Whatever the cause of the neutropenia, the case highlights several potential and clinically significant pharmacokinetic and pharmacodynamic interactions. Ritonavir is a potent inhibitor of cytochrome (CYP)450 3A4 and, at higher doses also inhibits CYP2D6. It may also induce glucuronidation and oxidation by CYP1A2, CYP2C8, CYP2C9 and CYP2C19 thereby increasing the biotransformation of some medicinal products metabolized by these pathways. ¹⁸ According to the UK manufacturers, the use of clozapine is contraindicated with ritonavir because co-administration is likely to result in increased plasma concentrations of clozapine. ¹⁸ However, clozapine is metabolized primarily via CYP1A2 and CYP3A4, and to some extent by CYP2C19 and CYP2D6. Because of both the inhibitory and inducing properties of ritonavir, according to Stockley, ¹⁹ the overriding direction and magnitude of any resulting effect on clozapine concentrations, and therefore its clinical relevance, is unclear. Cobicistat, a newer pharmacokinetic enhancer is a structural analogue of ritonavir. It is a more selective CYP inhibitor than ritonavir and is devoid of enzyme-inducing properties and thus, is less likely to be involved in other drug–drug interactions. ²⁰

The interaction between ritonavir and clozapine could have led to an increase in clozapine levels which then necessitated the addition of sodium valproate for seizure prophylaxis. A recent case-control study demonstrated a strong association between clozapine and sodium valproate use and neutropenia risk. ²¹ The risk of neutropenia with valproate was found to be dependent on dose. Our patient developed neutropenia 5 years after initiation of the sodium valproate.

Worsening HIV disease parameters such as lower CD4 counts and higher viral load are associated with the development of neutropenia. At the time our patient developed neutropenia, his HIV was well controlled with a viral load less than 20 copies/ml with good CD4 response. As regards the risk of neutropenia with antiretrovirals, many of these agents can cause neutropenia but the risk appears greatest with zidovudine containing regimes. ¹² Zidovudine was discontinued in our patient in 2007 possibly due to this risk.

BEN was considered in our patient because of his ethnicity, but as his baseline blood counts prior to clozapine initiation were well within normal limits, this possibility was ruled out.

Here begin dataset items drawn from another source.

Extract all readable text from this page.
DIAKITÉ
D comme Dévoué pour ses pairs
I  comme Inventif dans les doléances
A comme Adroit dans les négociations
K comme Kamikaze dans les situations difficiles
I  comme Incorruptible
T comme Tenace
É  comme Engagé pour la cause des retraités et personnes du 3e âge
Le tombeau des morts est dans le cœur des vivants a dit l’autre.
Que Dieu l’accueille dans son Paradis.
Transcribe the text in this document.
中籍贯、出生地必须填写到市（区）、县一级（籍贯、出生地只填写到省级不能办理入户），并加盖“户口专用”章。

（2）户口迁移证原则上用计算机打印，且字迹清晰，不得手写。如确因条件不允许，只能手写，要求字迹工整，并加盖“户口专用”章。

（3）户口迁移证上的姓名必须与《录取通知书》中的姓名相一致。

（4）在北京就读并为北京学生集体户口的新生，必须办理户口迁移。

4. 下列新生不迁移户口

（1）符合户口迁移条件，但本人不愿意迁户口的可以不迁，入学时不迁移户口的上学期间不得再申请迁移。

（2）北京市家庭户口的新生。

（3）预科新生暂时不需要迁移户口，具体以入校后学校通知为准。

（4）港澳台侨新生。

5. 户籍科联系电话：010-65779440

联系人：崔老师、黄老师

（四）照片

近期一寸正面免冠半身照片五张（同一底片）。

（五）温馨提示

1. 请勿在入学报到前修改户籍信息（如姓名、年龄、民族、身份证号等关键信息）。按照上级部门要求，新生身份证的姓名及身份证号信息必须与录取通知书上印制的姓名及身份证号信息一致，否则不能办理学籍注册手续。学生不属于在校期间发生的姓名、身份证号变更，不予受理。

It remains unknown whether patients with HIV are at higher risk of developing neutropenia or agranulocytosis during clozapine treatment.

Conclusion

Patients with HIV and co-occurring refractory psychotic disorders should not be denied the most effective medication. Treatment of patients with HIV using clozapine requires a multidisciplinary approach involving psychiatrists, specialist pharmacists, HIV specialists and hematologists with careful assessment of risk factors for hematological disorders. In particular, careful attention is required with the use of concurrent medications that increase the risk of blood dyscrasias.